2020 The Year of COVID, or Year of the Pivot?
Gadens looks ahead to how the world and the property industry will be changed by COVID-19.
The COVID-19 pandemic has affected society and business more than any event in recent history. It has not spared any industry or sector, creating immense opportunity for a lucky few and decimating many others.
In response, Gadens have seen businesses pivot, whether by expanding their service offering, changing their method of delivery or reallocating their workforce. In part, this has been allowed through the quick actions of Governments at all levels, and financial institutions, to meet the now very different needs of business. Obvious examples are:
- JobKeeper and JobSeeker payments
- Leasing code of conduct
- Relaxation of planning and land use requirements to allow operational changes
- Land Tax relief
- Payroll tax relief
- Government backed cash flow boost loans
- Deferral of loan repayments
These are terrific short-term assistance packages, but the real impact or opportunity will come as we move out of the COVID-19 era into whatever is beyond. The changes people have had to make during the COVID-19 pandemic are now being analysed to inform what our workplaces and residences could look like in a post-COVID-19 world.
Gadens are seeing several key themes emerge and evolve. As a starting point, due to the international impact of COVID-19 and the likelihood of ongoing tough international travel restrictions, we believe that a local focus will be critically important. Further, there is an increased focus on health and family time, support of local and Australian businesses, a desire to travel domestically (until international borders are reopened) , and reliance on home delivery solutions.
As a legal services provider to clients in all areas of property, Gadens are already seeing our clients look at how those themes will impact and drive the property sector post-COVID-19. It seems to be commonly understood and accepted that the current norm is unlikely to continue to apply and that as society and business pivots, so too will their use of property.

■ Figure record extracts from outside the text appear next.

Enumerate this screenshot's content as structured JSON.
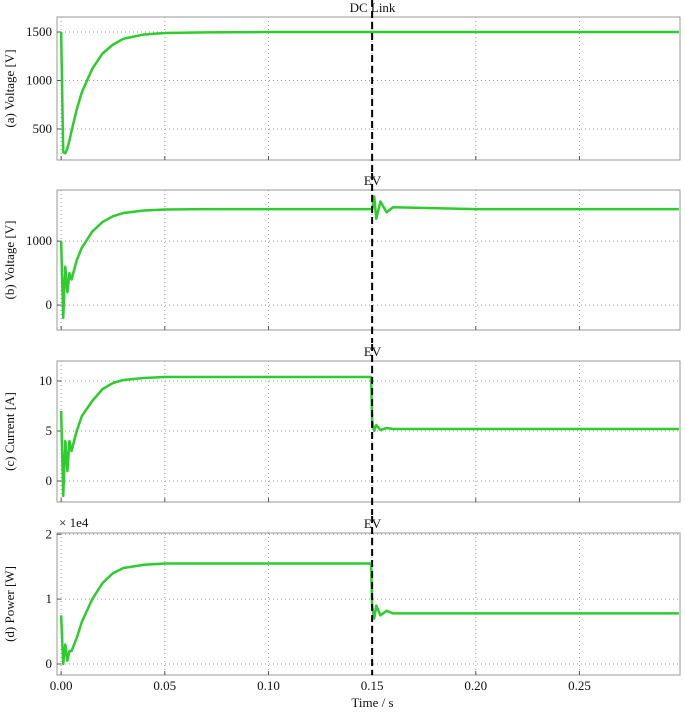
{
  "chart_data": [
    {
      "type": "line",
      "title": "DC Link",
      "ylabel": "(a) Voltage [V]",
      "x": [
        0,
        0.001,
        0.002,
        0.003,
        0.004,
        0.005,
        0.0075,
        0.01,
        0.015,
        0.02,
        0.025,
        0.03,
        0.04,
        0.05,
        0.07,
        0.1,
        0.149,
        0.1495,
        0.15,
        0.151,
        0.152,
        0.154,
        0.157,
        0.16,
        0.2,
        0.25,
        0.298
      ],
      "series": [
        {
          "color": "#2ecc2e",
          "values": [
            1500,
            260,
            250,
            300,
            380,
            480,
            700,
            880,
            1120,
            1280,
            1370,
            1430,
            1475,
            1490,
            1497,
            1500,
            1500,
            1500,
            1500,
            1500,
            1500,
            1500,
            1500,
            1500,
            1500,
            1500,
            1500
          ]
        }
      ],
      "vline": 0.15,
      "xlim": [
        -0.002,
        0.2985
      ],
      "xticks": [
        0,
        0.05,
        0.1,
        0.15,
        0.2,
        0.25
      ],
      "ylim": [
        180,
        1655
      ],
      "yticks": [
        500,
        1000,
        1500
      ],
      "grid": true
    },
    {
      "type": "line",
      "title": "EV",
      "ylabel": "(b) Voltage [V]",
      "x": [
        0,
        0.001,
        0.002,
        0.003,
        0.004,
        0.005,
        0.0075,
        0.01,
        0.015,
        0.02,
        0.025,
        0.03,
        0.04,
        0.05,
        0.07,
        0.1,
        0.149,
        0.1495,
        0.15,
        0.151,
        0.152,
        0.154,
        0.157,
        0.16,
        0.2,
        0.25,
        0.298
      ],
      "series": [
        {
          "color": "#2ecc2e",
          "values": [
            1000,
            -200,
            600,
            200,
            500,
            400,
            700,
            900,
            1150,
            1300,
            1390,
            1440,
            1480,
            1495,
            1500,
            1500,
            1500,
            1500,
            1500,
            1700,
            1350,
            1620,
            1450,
            1530,
            1500,
            1500,
            1500
          ]
        }
      ],
      "vline": 0.15,
      "xlim": [
        -0.002,
        0.2985
      ],
      "xticks": [
        0,
        0.05,
        0.1,
        0.15,
        0.2,
        0.25
      ],
      "ylim": [
        -390,
        1800
      ],
      "yticks": [
        0,
        1000
      ],
      "grid": true
    },
    {
      "type": "line",
      "title": "EV",
      "ylabel": "(c) Current [A]",
      "x": [
        0,
        0.001,
        0.002,
        0.003,
        0.004,
        0.005,
        0.0075,
        0.01,
        0.015,
        0.02,
        0.025,
        0.03,
        0.04,
        0.05,
        0.07,
        0.1,
        0.149,
        0.1495,
        0.15,
        0.151,
        0.152,
        0.154,
        0.157,
        0.16,
        0.2,
        0.25,
        0.298
      ],
      "series": [
        {
          "color": "#2ecc2e",
          "values": [
            7,
            -1.5,
            4,
            1,
            4,
            3,
            5,
            6.5,
            8,
            9.2,
            9.8,
            10.1,
            10.3,
            10.4,
            10.4,
            10.4,
            10.4,
            10.4,
            6,
            5,
            5.6,
            5.1,
            5.3,
            5.2,
            5.2,
            5.2,
            5.2
          ]
        }
      ],
      "vline": 0.15,
      "xlim": [
        -0.002,
        0.2985
      ],
      "xticks": [
        0,
        0.05,
        0.1,
        0.15,
        0.2,
        0.25
      ],
      "ylim": [
        -2.1,
        12
      ],
      "yticks": [
        0,
        5,
        10
      ],
      "grid": true
    },
    {
      "type": "line",
      "title": "EV",
      "ylabel": "(d) Power [W]",
      "xlabel": "Time / s",
      "offset_text": "× 1e4",
      "x": [
        0,
        0.001,
        0.002,
        0.003,
        0.004,
        0.005,
        0.0075,
        0.01,
        0.015,
        0.02,
        0.025,
        0.03,
        0.04,
        0.05,
        0.07,
        0.1,
        0.149,
        0.1495,
        0.15,
        0.151,
        0.152,
        0.154,
        0.157,
        0.16,
        0.2,
        0.25,
        0.298
      ],
      "series": [
        {
          "color": "#2ecc2e",
          "values": [
            0.75,
            0,
            0.3,
            0.05,
            0.2,
            0.2,
            0.4,
            0.65,
            1.0,
            1.25,
            1.4,
            1.48,
            1.53,
            1.55,
            1.55,
            1.55,
            1.55,
            1.55,
            0.9,
            0.7,
            0.9,
            0.75,
            0.82,
            0.78,
            0.78,
            0.78,
            0.78
          ]
        }
      ],
      "vline": 0.15,
      "xlim": [
        -0.002,
        0.2985
      ],
      "xticks": [
        {
          "value": 0,
          "label": "0.00"
        },
        {
          "value": 0.05,
          "label": "0.05"
        },
        {
          "value": 0.1,
          "label": "0.10"
        },
        {
          "value": 0.15,
          "label": "0.15"
        },
        {
          "value": 0.2,
          "label": "0.20"
        },
        {
          "value": 0.25,
          "label": "0.25"
        }
      ],
      "ylim": [
        -0.17,
        2.02
      ],
      "yticks": [
        0,
        1,
        2
      ],
      "grid": true
    }
  ]
}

This means that we are likely to see the following trends:
- a continuation of the recent trend in mixed-use, and/or place making developments, allowing residents and businesses to create community driven micro-economies
- the rejuvenation of suburban high streets.Suburban Centre Improvement Projects, funded by local government, will greatly assist with this
- CBDs continuing to play their role as business hubs, and aspirational places of visitation for shopping and socialising
- a proliferation of flexible working spaces, including reconfiguring of existing office environments.There may also be a push for a de-intensification of use of office space for health and safety reasons.It will remain to be seen what impact this will have on co-working environments
- neighbourhood shopping centres with a curated offering attracting locals who want to support their local businesses
- a shift of focus by the operators of local tourist attractions to meet the needs of domestic travellers, rather than international visitors
- increased demand for warehousing and logistics-based assets to allow for prompt delivery
- a continuation of health and well-being based development, bringing together all aspects of the health industry
- an increase in the use of parks and recreational areas
These trends will provide opportunities for development and redevelopment of property by private enterprise with the support of Government. Government has shown its agility in dealing with the current crisis. That same agility, and willingness to work with private enterprise to put in place mutually sustainable solutions, will help us pivot into what will hopefully be a very different, but improved, living and working environment for us all.